Warum hat es fünf Jahre gedauert?
Die Lücke entstand nicht, weil Burridge still war. Seine Aufmerksamkeit lag einfach woanders. All Day I Dream wuchs von einem Label zu einer international tourenden Partymarke heran, mit Terminen auf mehreren Kontinenten, und Burridge veröffentlichte weiter Musik, nur selten allein. Allein 2025 kamen November Snowflakes, eine Kollaborations-EP mit Lost Desert, und Bianco Montana, sein Beitrag zur Labelkompilation A Winter Sampler VII. Ein Solo-Original ist etwas anderes als eine Kollaboration oder ein Kompilationsbeitrag: Es ist Burridge allein, ohne Co-Autor, der sich Anerkennung oder Risiko teilt. Fünf Jahre sind lang, um das liegen zu lassen.
Wie klingt Fading Out eigentlich?
Acht Minuten, angelegt, um sich zu entfalten statt sofort zu treffen. Das Stück verbindet ätherische, geschichtete Texturen mit Deep-House-Grooves und organischer Percussion, beginnt ruhig und geduldig, bevor atmosphärische Breaks in der Mitte Raum schaffen. Schwebende, ätherische Vocals gleiten über schimmernde Synths und tragen eine Sehnsucht, die Burridge nachwirken lässt, statt sie schnell aufzulösen. Das Stück wächst allmählich zu einem mitreißenden, emotional reichen Schluss, der Art von Spannungsbogen, die ein vollständiges Anhören belohnt, keinen 30-Sekunden-Clip.

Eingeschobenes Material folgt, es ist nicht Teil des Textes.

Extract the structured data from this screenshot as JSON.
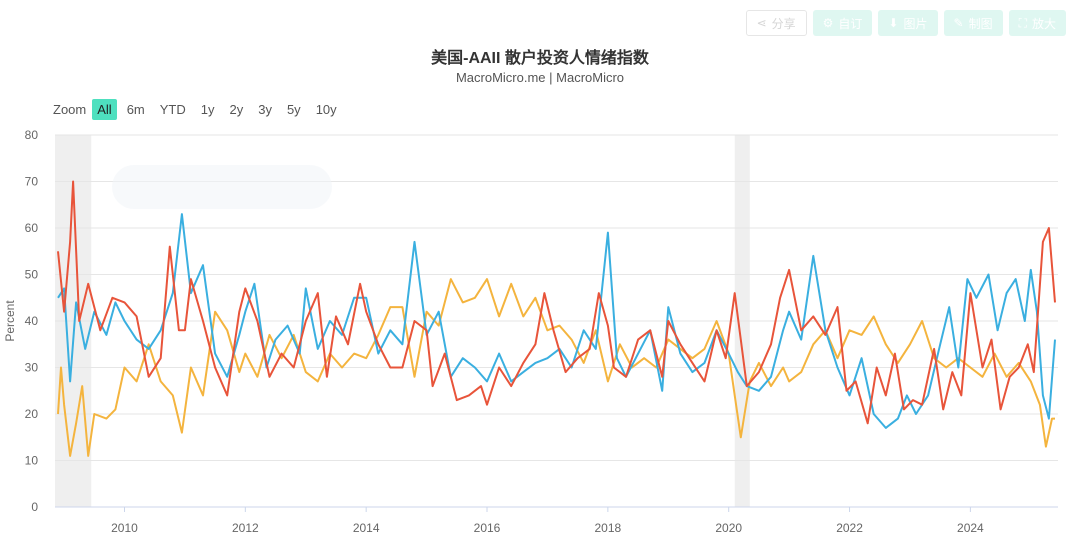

Ätherische Schichten über Deep-House-Grooves und organischer Percussion, die von einem ruhigen Beginn zu einem mitreißenden, emotional reichen Schluss anwachsen.
Wo passt das in die Geschichte von All Day I Dream?
Das Timing ist kein Zufall. All Day I Dream befindet sich mitten in der Expansion, mit Tourterminen 2026 in Saint-Tropez, Los Angeles, Montreal und Australien, während Burridge parallel an Sound of a Dream arbeitet, einer Dokumentation über seine Karriere. Ein Solo-Original vom Labelgründer, mitten in all das hinein veröffentlicht, liest sich wie Burridge, der klarstellt, dass er nach wie vor der Künstler hinter der Marke ist, nicht nur der Name auf dem Flyer.